Potential for Statins in the Chemoprevention and Management of Hepatocellular Carcinoma

Amedeo Lonardo; Paola Loria


J Gastroenterol Hepatol. 2012;27(11):1654-1664. 

In This Article

What Are Statins?

Pure cholesterol, the molecular formula of which was established in 1888, was first extracted from gallstones and named cholesterine, namely "solid bile" in ancient Greek.[6] Medical science has progressed from an era when hypercholesterolemia was deemed to be a mere consequence of ageing—and thus atherosclerosis an unpreventable condition—to the present paradigm that atherosclerosis can be prevented through targeting hypercholesterolemia to reduce mortality.[6,7] This major shift in clinicians' attitude largely results from statins having been made available.

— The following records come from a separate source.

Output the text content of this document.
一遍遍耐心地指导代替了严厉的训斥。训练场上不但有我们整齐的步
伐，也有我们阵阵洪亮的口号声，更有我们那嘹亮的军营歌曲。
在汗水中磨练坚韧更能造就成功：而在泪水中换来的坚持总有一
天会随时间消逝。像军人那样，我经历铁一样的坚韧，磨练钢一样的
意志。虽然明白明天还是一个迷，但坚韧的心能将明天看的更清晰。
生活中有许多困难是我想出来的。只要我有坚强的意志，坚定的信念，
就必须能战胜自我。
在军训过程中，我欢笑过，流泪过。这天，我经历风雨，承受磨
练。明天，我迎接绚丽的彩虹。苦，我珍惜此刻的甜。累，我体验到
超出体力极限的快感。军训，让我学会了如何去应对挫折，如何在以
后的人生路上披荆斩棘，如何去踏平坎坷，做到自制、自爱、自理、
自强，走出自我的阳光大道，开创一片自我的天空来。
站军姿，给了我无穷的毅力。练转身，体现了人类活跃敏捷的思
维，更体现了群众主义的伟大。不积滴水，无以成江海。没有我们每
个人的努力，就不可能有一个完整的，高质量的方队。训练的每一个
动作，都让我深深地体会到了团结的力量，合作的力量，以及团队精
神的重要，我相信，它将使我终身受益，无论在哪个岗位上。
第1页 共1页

Cholesterol Synthesis Takes Place in Four stages:6

  1. condensation of three acetate units to form a 6-carbon intermediate, mevalonate;

  2. conversion of mevalonate to activated isoprene units;

  3. polymerization of six five-carbon isoprene units to form the 30-carbon linear squalene;

  4. cyclization of squalene to form the steroid nucleus, with a further series of changes to produce cholesterol.

The third reaction in the first stages is the committed and rate-limiting step: reduction of Hydroxy-Methyl-Glutaryl-Coenzyme A (HMGCoA) to mevalonate is the major point of regulation on the pathway to cholesterol (Fig. 1).

Figure 1.

Biosynthesis of cholesterol. The diagram shows the site of action of statins along the cholesterol biosynthetic pathway. Statins act on the key regulation step of cholesterol biosynthesis: the reduction of Hydroxy-Methyl-Glutaryl-Coenzyme A (HMGCoA) to mevalonate.8 Permission obtained to reproduce from Tobert JA Nat Rev Drug Discov 2003. Confirmation number 110191133 Order Date 08/09/2012.

The discovery of statins is due to a substantial extent to the pioneer work by the Japanese researcher Akira Endo influenced by his native rural environment, by the biography of the discoverer of penicillin Alexander Fleming, and by the high rate of heart attacks observed while working in the USA.[6]

In 1985, Brown and Goldstein were awarded the Nobel Prize in Physiology and Medicine for their discoveries on the regulation of cholesterol metabolism[9] and lovastatin received FDA approval to be commercialized in 1987.[6]

Statins (the chemical structure of which is depicted in Fig. 2) have now been tested in many large-scale clinical trials, involving 90 000 subjects who were followed for 5 years.[6] These studies have consistently shown that treatment with statins lowers plasma low-density lipoprotein (LDL) levels by 25–35% and reduces the frequency of heart attacks to the same extent. Statins are deemed to be the largest selling class of drugs currently taken by patients throughout the world.[6]

Figure 2.

Chemical structure of statins. The remarkable similarities existing among the ancestor molecules, compactin and lovastatin and those statins which are commercially available for clinical use.6 The figure is reused from the Proceedings of the Japan Academy, Ser. B (6), with permission.